La France, de son côté, est un véritable cancre en matière de parité. Sur quelque 700 prix littéraires décernés depuis le début du siècle dernier, seulement 15 % ont récompensé des femmes. Le prix Goncourt, créé en 1903, compte à ce jour à peine 9 % de lauréates (dont l'Acadienne Antonine Maillet).

Même les gagnants du prix Femina, créé en réaction à la mainmise des hommes sur le Goncourt et attribué par un jury exclusivement féminin, ne sont qu'à 38 % des écrivaines. Des statistiques pour le moins éloquentes.

Une partie du problème tient bien sûr à la composition des jurys, majoritairement masculins. L'Académie Goncourt n'a eu que 6 femmes membres sur 54 hommes depuis sa fondation en 1900. (Elle en compte désormais 3 sur 10 depuis la nomination cette semaine de Virginie Despentes.)
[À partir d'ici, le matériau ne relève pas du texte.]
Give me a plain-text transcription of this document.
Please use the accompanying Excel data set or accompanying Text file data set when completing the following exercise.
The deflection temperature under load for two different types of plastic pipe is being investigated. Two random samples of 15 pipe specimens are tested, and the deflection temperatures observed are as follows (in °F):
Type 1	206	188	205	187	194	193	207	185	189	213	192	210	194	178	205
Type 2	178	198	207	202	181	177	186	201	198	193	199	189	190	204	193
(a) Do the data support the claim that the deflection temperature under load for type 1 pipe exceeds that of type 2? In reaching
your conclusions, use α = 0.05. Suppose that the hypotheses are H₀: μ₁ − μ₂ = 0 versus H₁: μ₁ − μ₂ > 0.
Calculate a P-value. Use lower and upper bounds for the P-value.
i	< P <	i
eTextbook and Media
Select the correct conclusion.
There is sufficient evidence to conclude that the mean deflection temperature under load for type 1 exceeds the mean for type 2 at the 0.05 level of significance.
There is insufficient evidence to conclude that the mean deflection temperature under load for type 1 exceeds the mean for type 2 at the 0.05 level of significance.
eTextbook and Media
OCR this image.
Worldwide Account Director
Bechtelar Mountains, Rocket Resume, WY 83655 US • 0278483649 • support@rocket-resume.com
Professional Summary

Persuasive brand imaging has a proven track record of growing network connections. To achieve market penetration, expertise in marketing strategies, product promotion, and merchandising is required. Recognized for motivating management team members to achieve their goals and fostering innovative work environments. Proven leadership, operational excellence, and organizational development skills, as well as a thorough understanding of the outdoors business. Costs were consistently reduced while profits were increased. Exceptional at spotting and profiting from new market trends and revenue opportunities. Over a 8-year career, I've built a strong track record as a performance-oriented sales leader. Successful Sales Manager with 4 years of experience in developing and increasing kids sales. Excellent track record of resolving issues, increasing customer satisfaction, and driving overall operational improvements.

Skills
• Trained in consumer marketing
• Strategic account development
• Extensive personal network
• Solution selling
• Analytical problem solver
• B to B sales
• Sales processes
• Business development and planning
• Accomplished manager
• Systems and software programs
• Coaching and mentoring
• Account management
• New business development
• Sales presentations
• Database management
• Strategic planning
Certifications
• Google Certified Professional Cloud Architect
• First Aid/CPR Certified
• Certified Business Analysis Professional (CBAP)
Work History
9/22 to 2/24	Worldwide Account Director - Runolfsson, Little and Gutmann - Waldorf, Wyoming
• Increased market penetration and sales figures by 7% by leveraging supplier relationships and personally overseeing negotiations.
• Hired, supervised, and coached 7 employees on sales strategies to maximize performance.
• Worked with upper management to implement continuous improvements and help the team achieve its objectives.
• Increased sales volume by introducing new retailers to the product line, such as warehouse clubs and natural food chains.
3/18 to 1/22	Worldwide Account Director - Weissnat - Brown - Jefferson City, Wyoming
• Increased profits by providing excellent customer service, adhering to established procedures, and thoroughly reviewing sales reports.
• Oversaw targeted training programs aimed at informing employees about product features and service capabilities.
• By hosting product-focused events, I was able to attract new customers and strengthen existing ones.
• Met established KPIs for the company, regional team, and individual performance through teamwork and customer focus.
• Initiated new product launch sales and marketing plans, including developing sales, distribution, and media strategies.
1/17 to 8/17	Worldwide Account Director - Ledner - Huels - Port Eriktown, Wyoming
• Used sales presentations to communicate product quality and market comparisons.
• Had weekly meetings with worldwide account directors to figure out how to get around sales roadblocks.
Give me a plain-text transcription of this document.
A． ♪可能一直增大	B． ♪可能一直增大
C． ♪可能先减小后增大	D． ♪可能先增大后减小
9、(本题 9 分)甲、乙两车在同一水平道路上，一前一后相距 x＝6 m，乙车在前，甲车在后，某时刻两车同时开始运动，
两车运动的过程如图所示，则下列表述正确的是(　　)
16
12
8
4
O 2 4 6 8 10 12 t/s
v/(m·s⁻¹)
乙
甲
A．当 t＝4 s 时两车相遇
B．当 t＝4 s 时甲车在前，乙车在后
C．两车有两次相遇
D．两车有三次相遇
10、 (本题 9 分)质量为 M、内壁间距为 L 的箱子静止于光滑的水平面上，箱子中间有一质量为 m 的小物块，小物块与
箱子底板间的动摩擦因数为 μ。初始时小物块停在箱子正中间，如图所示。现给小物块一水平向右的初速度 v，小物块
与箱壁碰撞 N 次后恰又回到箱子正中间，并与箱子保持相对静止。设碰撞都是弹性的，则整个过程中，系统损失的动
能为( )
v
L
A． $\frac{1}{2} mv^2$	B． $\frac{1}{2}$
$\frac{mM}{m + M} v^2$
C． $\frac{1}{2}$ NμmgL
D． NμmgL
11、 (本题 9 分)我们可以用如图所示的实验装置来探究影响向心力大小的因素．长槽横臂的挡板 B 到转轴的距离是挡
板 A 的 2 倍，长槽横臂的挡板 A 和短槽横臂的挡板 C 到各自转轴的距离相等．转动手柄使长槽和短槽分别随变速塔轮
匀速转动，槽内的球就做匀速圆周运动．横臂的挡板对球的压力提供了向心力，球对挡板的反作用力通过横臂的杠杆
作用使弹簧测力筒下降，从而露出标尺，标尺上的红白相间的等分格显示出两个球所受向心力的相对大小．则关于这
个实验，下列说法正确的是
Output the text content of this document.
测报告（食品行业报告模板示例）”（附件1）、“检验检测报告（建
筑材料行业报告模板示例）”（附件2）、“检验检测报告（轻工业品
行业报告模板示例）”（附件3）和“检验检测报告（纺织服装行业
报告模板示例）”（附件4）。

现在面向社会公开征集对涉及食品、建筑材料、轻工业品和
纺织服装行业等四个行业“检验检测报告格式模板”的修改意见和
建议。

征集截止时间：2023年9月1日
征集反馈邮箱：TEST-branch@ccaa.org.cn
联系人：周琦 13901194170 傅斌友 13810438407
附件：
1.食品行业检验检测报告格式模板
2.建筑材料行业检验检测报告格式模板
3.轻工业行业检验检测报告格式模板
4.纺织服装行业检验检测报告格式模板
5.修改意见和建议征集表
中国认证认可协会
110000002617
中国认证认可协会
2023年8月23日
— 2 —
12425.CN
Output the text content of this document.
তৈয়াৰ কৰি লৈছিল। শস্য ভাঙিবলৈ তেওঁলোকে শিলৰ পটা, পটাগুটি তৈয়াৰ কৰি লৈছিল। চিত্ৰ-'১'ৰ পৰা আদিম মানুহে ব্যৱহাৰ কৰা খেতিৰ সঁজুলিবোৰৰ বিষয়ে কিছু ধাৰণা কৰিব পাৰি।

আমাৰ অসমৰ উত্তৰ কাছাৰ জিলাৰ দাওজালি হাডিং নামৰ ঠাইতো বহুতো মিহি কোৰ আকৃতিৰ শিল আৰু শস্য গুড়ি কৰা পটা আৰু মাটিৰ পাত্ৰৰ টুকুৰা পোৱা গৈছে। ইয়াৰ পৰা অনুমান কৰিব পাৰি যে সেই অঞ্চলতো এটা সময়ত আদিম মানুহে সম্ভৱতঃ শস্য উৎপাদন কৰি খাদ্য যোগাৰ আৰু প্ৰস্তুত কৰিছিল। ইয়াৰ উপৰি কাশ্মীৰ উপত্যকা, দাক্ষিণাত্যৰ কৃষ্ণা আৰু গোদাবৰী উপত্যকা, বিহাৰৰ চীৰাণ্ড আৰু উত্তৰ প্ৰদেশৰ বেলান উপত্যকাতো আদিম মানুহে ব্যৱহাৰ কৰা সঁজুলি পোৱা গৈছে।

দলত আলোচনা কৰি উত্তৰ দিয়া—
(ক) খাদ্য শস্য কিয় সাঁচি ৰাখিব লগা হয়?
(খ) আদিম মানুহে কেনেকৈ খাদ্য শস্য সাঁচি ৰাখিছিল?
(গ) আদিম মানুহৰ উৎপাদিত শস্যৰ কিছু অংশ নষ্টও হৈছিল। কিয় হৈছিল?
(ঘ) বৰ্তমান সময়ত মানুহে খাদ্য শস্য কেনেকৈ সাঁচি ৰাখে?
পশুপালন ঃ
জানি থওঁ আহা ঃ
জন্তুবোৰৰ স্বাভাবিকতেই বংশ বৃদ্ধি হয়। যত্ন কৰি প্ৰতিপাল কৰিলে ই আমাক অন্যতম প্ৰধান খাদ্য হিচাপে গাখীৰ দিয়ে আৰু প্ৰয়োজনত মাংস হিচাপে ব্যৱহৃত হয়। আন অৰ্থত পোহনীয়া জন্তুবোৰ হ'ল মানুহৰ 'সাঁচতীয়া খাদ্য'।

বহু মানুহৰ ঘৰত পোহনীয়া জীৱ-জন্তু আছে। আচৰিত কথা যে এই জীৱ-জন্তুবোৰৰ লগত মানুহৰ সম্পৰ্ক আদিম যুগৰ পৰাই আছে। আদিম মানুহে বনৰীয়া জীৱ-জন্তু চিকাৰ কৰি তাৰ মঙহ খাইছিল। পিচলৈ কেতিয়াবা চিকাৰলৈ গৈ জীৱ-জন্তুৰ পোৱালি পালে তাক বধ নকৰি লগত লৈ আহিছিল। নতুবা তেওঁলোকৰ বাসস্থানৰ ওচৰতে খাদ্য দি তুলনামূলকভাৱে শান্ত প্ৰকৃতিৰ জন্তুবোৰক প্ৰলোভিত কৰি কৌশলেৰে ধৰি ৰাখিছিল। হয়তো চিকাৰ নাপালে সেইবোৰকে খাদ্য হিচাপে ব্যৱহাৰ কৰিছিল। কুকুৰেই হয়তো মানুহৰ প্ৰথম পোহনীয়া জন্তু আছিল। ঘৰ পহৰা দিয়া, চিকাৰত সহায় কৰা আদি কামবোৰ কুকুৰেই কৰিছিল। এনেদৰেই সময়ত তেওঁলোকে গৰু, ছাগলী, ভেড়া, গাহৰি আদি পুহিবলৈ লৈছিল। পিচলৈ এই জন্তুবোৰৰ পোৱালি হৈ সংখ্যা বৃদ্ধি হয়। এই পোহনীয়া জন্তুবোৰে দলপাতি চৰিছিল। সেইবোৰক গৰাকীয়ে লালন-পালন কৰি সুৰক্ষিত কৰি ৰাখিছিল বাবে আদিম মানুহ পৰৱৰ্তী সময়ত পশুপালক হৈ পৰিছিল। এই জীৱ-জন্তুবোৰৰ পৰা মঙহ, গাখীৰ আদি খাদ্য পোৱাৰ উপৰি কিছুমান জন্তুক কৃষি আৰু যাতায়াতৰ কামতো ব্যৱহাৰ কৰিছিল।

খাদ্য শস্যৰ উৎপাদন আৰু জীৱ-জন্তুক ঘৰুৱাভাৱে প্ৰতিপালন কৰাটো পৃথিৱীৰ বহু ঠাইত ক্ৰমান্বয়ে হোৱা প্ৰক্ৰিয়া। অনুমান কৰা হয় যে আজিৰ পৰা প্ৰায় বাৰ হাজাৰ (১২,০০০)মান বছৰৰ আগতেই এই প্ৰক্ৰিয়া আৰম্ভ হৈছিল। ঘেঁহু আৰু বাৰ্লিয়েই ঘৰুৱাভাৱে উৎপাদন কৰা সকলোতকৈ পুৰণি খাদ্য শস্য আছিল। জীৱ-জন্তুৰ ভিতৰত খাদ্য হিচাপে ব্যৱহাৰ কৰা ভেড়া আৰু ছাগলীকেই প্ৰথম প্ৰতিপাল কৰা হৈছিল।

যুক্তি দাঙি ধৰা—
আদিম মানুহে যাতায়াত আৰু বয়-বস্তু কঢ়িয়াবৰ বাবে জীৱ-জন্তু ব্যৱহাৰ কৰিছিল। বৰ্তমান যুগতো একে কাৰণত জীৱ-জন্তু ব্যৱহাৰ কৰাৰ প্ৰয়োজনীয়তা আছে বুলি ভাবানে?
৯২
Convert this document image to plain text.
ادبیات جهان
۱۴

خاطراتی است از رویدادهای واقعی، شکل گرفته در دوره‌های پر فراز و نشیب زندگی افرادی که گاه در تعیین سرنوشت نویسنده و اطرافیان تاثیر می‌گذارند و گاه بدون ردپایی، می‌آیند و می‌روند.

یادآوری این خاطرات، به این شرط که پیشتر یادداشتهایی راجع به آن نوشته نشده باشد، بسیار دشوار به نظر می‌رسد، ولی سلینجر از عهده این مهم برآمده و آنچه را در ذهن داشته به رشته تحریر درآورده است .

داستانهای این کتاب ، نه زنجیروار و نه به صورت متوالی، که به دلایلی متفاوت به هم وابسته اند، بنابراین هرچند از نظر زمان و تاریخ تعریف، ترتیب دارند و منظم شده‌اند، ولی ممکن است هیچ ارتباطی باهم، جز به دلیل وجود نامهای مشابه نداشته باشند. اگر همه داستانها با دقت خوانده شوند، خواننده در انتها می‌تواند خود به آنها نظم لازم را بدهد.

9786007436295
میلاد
L'Académie française, qui remet ses propres prix littéraires, n'a accueilli que 8 femmes sur 725 membres et n'a récompensé que dans une proportion de 12 % des femmes, depuis sa création par Richelieu en 1635. Les autres grands jurys de prix français (Renaudot, Médicis) n'ont guère fait mieux, en plébiscitant respectivement 15 et 20 % de femmes.

Au-delà des chiffres, il y a une culture machiste qui, malgré des efforts d'éducation et de conscientisation, semble avoir si peu évolué.

À preuve, cette liste exclusivement masculine de candidats, dans un festival qui se targue de présenter 25 % de bandes dessinées dont les auteures sont des femmes.

Le Festival d'Angoulême refuse, sans doute avec raison, de verser dans la « discrimination positive ». Une bédéiste ne voudrait pas recevoir un hommage parce qu'elle est une femme. Mais proposer 30 candidats en présélection d'un prix intemporel, parmi lesquels ne se trouve aucune femme, ce n'est pas simplement résister au politiquement correct. C'est de la discrimination pure et simple.